Bullpens never make sense.

This team doesn't make sense, either. Unless you figure they're a bad team that's just good enough to beat the Phillies. But focus on the cheesecake. The cheesecake. I think there's an Oreo crust.

★★★

There were also annoying things, of course. And by "annoying," I mean that Joe Panik left the game with a dislocated finger, just as he was starting to look comfortable at the plate. For the first month he was up, he was wearing out the Aubrey Huff Memorial 4-3 Route, rolling over every pitch and sending it to the second baseman. Since then, he's been spraying the ball all over, getting a little lucky with balls in play, but mostly looking a lot better. The Giants exercised great restraint at the deadline, not giving up a prospect for a minor upgrade (Emilio Bonifacio) or secret downgrade (Gordon Beckham). Part of that had to do with Panik not looking overmatched.

But he's a second baseman, so he was going to break at some point. Reminder of what's happened to Giants second basemen over the last couple seasons:

  • Bizarre gardening accident
  • Choked on somebody else's vomit
  • Spontaneous combustion

And now this. The Giants will have to make do with Matt Duffy and, gulp, Joaquin Arias over the next few days.

I_medium
READY TO GO, SKIP.

No, you're not even ...

I_medium
JUST GIVE ME THAT CHANCE, SKIP.


I don't even have the heart to tell him.

For, what, the fourth or fifth time this season, a win has felt like something of a drag because of an in-game injury? There was the Belt game and the Belt game, the Pagan game, and the Cain game before the Cain game. Now there's the Panik game. Hopefully we won't even remember it by next week.

★★★

It's been 2⃣ days since my last Peanuts reference. My bad. But being a Brandon Crawford fanboy has been tough over the past month, and it's reminded me of Linus waiting in the perfect non-commercial pumpkin patch for a Great Pumpkin who never shows up.

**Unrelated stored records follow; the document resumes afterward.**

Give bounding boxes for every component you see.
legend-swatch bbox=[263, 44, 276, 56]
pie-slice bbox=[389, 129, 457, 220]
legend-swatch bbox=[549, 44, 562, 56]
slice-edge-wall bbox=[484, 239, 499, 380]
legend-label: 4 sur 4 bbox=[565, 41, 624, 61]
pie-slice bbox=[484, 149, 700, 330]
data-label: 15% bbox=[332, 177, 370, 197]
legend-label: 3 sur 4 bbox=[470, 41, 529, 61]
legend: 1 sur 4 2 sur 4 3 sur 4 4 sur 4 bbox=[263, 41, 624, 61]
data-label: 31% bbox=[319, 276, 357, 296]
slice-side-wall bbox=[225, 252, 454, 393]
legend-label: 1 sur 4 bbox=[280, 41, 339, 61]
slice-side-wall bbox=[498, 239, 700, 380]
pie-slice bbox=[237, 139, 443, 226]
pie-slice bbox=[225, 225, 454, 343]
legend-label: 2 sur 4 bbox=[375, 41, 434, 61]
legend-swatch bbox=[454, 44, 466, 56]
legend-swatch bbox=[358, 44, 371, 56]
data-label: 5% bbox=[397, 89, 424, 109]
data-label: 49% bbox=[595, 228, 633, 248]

"You just wait. You'll see."

/they don't see

"You just wait. He'll come though. You'll see.

/he doesn't come through

Well, today was a bag of treats for all. A seeing-eye single and a roped sacrifice fly, which is about as productive as he's been in any game over the last 30 days or so. Morse hitting well again is welcome, but it's also a little confusing, considering that I'm not sure which version is the real Morse. I'm pretty sure we know who the real Crawford is. He's streaky, but rarely a complete drag on the offense. Getting that guy back would be a big deal.

★★★

The Giants are 3½ back of the Dodgers. That's almost enough to start believing again. Just forget about how they were 9½ ahead two months ago, and you'll be fine.